A rule of thumb in the intelligence profession is to rely on several independent sources. Say, a human intelligence source combined with signal intelligence and images on the same target gives more valid intelligence than merely a picture by itself. Similarly, the intelligence professional should employ a variety of analytical approaches to intelligence estimates. It various analysis reveal the same results, things look good.

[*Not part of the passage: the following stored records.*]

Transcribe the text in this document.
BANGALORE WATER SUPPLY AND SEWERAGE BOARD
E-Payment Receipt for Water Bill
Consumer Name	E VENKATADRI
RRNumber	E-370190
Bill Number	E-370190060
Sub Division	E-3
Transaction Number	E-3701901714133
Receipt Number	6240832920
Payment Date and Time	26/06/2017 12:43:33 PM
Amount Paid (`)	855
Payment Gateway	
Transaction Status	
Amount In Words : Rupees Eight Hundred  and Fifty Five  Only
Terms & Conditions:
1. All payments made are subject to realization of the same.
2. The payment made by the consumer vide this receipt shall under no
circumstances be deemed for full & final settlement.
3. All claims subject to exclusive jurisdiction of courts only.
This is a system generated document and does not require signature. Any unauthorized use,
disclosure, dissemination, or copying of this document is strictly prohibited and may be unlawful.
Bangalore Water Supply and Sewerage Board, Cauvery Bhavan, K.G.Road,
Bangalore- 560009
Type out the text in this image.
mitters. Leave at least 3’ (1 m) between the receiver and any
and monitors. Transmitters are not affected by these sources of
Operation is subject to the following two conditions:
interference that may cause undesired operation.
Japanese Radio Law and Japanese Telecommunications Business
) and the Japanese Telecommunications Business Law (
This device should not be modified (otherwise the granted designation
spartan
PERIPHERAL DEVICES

If results and estimates differ, caution is recommended just the same as when a human intelligence source contradicts what is learned from image intelligence.

In the 5th century B.C., the Chinese military strategist, Sun Tzu, wrote: “All warfare is based on deception. Hence, when we are able to attack, we must seem unable; when using our forces, we must appear inactive; when we are near, we must make the enemy believe we are far away; when far away, we must make him believe we are near.” Using intelligence to deceive the enemy is hence not a new tactic. Hence, estimating hidden numbers is likewise related to counter-intelligence and deception efforts, as an opponent may try to make the estimating enemy numbers as troublesome or faulty as possible. A force may try to up- or downplay its numbers leading the opponent to believe that the actual force is weaker or stronger than it actually is. The use of dummy-tanks and artificial trenches at best make the opponent’s intelligence collection tools count more tank or trenches than are actually there or at the least, makes his intelligence collection more of a burden as additional resources have to be committed to evaluating pictures, satellite photos and human intelligence reports.

Concluding remarks

Summing up, while guestimating is and likely continues to be an integrated part of the intelligence profession, the article here has highlighted ways to raise awareness of how to estimate and what methods to use. Intelligence and intelligence studies can soak up a large amount of fruitful inspiration from various academic fields of study, as this essay has exemplified.  While uncovering hidden numbers may not lead directly to actionable intelligence, but can help provide or clarify situational awareness and establish a baseline understanding of a certain problem.  Further, awareness of the methods employed can highlight the precision of estimates.

In a world where more and more raw data and information is both provided and requested, and where the battlefield is increasingly dotted with sensors,  the ability to distinguish relevant from irrelevant and to apply sound judgements to intelligence estimates, may be what marks the difference between winners and losers in contemporary warfare.

About the Author(s)

Melanie Hartvigsen is a Scholar associated with the Emergency and Risk Management program at Copenhagen University College. She holds a M.Sc. in international security and law from University of Southern Denmark

 

Jens Flinch Jørgensen is an intelligence analyst in the Danish Army Intelligence Center with a special focus on issues related to hostages and captivity. He holds a M.Sc. in Geography and is a reserve Captain.

Comments

Having confirmation from multiple sources is more the ideal, than sometimes/often happens - there are a number of things to overcome, such as classifications of the data and where it came from. This is usually the case with HUMINT where there is an inbuilt bias against it - where SIGINT is usually preferred.

If HUMINT is all there is and it's timely, commanders (and others) either don't agree with the information and ignore it or, what often has the same effect, demand confirmation from another, non-HUMINT source. This was the case in 1972's Easter Offensive.